Verifying failure paths
Run at least the rollback and "release blocked" rehearsals once before declaring the pipeline production-grade.
A: e2e fail → rollback
Push a commit that adds console.error('rehearsal') somewhere that runs on every page (e.g. src/routes/layout.tsx). Workflow A runs, e2e fails on the console-gate, rollback to :previous triggers. Verify:
- Telegram message:
❌ ci-deploy FAILED at step "Run Playwright e2e" — rolled back to <prev-sha> https://ui-dashboard.gnerim.ru/still serves the previous version (check the page ordocker inspect flights-web).
Revert the rehearsal commit when done.
A: rollback itself fails
ssh pve-201 'docker rmi flights-web:previous'
Then push a commit that fails e2e. Rollback step finds no :previous and bails. Verify:
- Telegram message:
🔥 ci-deploy ROLLBACK FAILED — site is DOWN https://ui-dashboard.gnerim.ru/returns 502.- Manual recovery:
ssh pve-201 'docker stop flights-web 2>/dev/null; docker rm flights-web 2>/dev/null; docker run -d --name flights-web --restart unless-stopped -p 127.0.0.1:3002:8080 flights-web:<known-good-sha>'.
B: blocked on A not green
Trigger Workflow B (manual or tag) for a SHA that has no green Workflow A run. Verify:
- Telegram message:
⚠️ release blocked — workflow ci-deploy is not green for <sha> - B exits early; nothing changes in GitLab.
Manual recovery scenarios
Workflow B succeeded but Jenkins build failed
GitLab is at the new commit; customer site is stale. Recovery:
- Open Jenkins UI → check the failing build's console log
- Fix the issue (in this repo if it's our bug, in customer's infra otherwise)
- Push fix → Workflow A → Workflow B → trigger Jenkins again
Container running but nginx returns 502
Check the bind:
ssh pve-201
docker ps --filter name=flights-web
curl -v http://127.0.0.1:3002/ # should return 200 (or whatever the SSR root returns)
sudo nginx -t && sudo systemctl reload nginx
If the container died, the Restart policy unless-stopped should bring it back. If not:
docker logs flights-web --tail 200
docker stop flights-web 2>/dev/null; docker rm flights-web 2>/dev/null
docker run -d --name flights-web --restart unless-stopped -p 127.0.0.1:3002:8080 flights-web:current
TIM tunnel is down (502 on /api/* but / works)

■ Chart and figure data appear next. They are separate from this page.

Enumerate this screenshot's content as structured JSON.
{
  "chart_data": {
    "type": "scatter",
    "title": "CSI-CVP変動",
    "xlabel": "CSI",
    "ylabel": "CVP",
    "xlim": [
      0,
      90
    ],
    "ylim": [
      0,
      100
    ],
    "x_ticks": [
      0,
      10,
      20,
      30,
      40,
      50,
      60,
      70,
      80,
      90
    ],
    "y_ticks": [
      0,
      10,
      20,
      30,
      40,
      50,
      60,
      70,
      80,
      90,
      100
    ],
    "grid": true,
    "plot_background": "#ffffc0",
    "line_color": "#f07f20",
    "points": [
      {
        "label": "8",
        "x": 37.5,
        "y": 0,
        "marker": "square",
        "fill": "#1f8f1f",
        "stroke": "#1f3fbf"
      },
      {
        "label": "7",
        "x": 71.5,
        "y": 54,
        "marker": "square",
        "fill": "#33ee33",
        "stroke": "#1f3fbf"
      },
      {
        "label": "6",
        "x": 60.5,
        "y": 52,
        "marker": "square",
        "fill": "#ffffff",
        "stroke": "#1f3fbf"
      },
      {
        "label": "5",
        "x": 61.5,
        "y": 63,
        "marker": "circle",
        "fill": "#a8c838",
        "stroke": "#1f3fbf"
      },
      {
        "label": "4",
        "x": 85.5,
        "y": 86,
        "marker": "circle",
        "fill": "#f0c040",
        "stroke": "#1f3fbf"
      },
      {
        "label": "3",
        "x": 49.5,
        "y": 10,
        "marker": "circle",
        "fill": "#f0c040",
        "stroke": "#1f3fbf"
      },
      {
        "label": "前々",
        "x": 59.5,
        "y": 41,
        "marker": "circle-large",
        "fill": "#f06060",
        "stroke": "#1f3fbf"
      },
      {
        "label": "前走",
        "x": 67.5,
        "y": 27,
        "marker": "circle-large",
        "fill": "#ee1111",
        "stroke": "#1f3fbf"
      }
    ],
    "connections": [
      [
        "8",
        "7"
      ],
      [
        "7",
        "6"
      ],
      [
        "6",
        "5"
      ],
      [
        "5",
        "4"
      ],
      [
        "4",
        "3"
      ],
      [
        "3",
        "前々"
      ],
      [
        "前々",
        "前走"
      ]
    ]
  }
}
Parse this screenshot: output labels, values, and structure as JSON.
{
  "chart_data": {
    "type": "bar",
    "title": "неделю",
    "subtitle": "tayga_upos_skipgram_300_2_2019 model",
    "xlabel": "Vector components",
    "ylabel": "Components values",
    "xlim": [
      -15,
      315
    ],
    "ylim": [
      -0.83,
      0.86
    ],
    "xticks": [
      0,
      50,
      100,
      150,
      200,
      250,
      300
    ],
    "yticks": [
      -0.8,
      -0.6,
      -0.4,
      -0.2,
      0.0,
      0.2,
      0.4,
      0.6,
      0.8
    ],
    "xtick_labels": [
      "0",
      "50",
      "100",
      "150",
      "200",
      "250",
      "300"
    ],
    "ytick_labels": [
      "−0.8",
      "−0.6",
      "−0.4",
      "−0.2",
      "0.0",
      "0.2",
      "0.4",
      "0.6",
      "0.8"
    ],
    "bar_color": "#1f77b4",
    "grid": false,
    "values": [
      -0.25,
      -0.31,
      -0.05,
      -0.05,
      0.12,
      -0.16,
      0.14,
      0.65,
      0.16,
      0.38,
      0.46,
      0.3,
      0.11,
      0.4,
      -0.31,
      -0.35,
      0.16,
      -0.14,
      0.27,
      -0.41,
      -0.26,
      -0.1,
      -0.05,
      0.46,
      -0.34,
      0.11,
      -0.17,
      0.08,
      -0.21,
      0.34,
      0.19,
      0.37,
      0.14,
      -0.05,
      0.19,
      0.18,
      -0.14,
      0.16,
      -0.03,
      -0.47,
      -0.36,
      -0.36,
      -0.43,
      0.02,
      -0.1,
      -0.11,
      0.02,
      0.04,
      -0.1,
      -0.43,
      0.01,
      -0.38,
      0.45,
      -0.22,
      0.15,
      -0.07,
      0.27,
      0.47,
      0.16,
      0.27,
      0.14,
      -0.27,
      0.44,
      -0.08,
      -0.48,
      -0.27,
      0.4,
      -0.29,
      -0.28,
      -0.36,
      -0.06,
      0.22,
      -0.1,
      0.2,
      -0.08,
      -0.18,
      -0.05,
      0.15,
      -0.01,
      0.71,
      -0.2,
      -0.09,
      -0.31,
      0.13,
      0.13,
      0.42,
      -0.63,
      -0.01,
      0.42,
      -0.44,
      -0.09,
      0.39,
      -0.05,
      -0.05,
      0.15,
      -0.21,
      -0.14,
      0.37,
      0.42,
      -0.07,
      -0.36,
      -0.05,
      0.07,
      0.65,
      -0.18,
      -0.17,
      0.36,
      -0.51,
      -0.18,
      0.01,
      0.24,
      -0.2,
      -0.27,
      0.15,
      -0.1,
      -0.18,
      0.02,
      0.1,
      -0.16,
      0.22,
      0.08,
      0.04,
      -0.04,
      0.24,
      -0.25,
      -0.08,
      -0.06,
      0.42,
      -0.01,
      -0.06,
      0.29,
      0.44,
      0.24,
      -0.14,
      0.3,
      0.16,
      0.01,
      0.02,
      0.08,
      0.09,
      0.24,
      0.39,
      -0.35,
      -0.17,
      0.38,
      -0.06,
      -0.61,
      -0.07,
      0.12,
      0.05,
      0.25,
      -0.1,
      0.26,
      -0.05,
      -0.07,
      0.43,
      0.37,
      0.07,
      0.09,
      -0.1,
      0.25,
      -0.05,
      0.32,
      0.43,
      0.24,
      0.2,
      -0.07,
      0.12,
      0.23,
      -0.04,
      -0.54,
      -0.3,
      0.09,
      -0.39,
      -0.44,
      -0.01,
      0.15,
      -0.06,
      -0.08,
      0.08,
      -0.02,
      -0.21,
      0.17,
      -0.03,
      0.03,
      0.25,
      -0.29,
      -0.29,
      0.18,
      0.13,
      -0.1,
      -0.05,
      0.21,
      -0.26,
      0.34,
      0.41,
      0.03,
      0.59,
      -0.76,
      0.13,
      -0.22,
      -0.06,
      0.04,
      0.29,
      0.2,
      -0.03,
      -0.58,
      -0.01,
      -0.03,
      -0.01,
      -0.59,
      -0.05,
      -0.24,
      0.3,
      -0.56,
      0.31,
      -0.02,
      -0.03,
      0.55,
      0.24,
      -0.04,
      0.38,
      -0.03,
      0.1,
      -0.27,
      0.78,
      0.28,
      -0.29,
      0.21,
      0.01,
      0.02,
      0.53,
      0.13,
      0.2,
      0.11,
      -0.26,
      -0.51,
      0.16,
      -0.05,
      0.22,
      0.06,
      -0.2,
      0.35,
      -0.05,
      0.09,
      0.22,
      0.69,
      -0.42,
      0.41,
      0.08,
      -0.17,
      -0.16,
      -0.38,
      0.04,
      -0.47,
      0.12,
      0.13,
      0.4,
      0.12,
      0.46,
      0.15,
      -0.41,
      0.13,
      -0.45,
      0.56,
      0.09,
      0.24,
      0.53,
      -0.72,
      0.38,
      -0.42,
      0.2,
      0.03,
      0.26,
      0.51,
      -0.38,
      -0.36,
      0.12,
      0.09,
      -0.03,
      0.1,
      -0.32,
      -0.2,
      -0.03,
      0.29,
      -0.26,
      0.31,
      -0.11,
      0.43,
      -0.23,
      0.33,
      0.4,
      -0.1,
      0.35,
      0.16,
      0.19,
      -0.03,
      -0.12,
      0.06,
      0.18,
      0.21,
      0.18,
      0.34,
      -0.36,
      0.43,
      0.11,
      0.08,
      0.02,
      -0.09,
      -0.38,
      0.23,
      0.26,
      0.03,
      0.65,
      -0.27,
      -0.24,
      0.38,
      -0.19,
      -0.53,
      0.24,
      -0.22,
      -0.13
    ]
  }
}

sudo systemctl status flights-tim-tunnel.service --no-pager
sudo journalctl -u flights-tim-tunnel.service -n 50 --no-pager
sudo systemctl restart flights-tim-tunnel.service
ss -ltn | grep ':8443\b' # confirm listener is back
If the tunnel won't come up, verify SSH key is still authorised on webzavod and that webzavod's ppp0 is up (ssh webzavod 'ip -br addr show ppp0').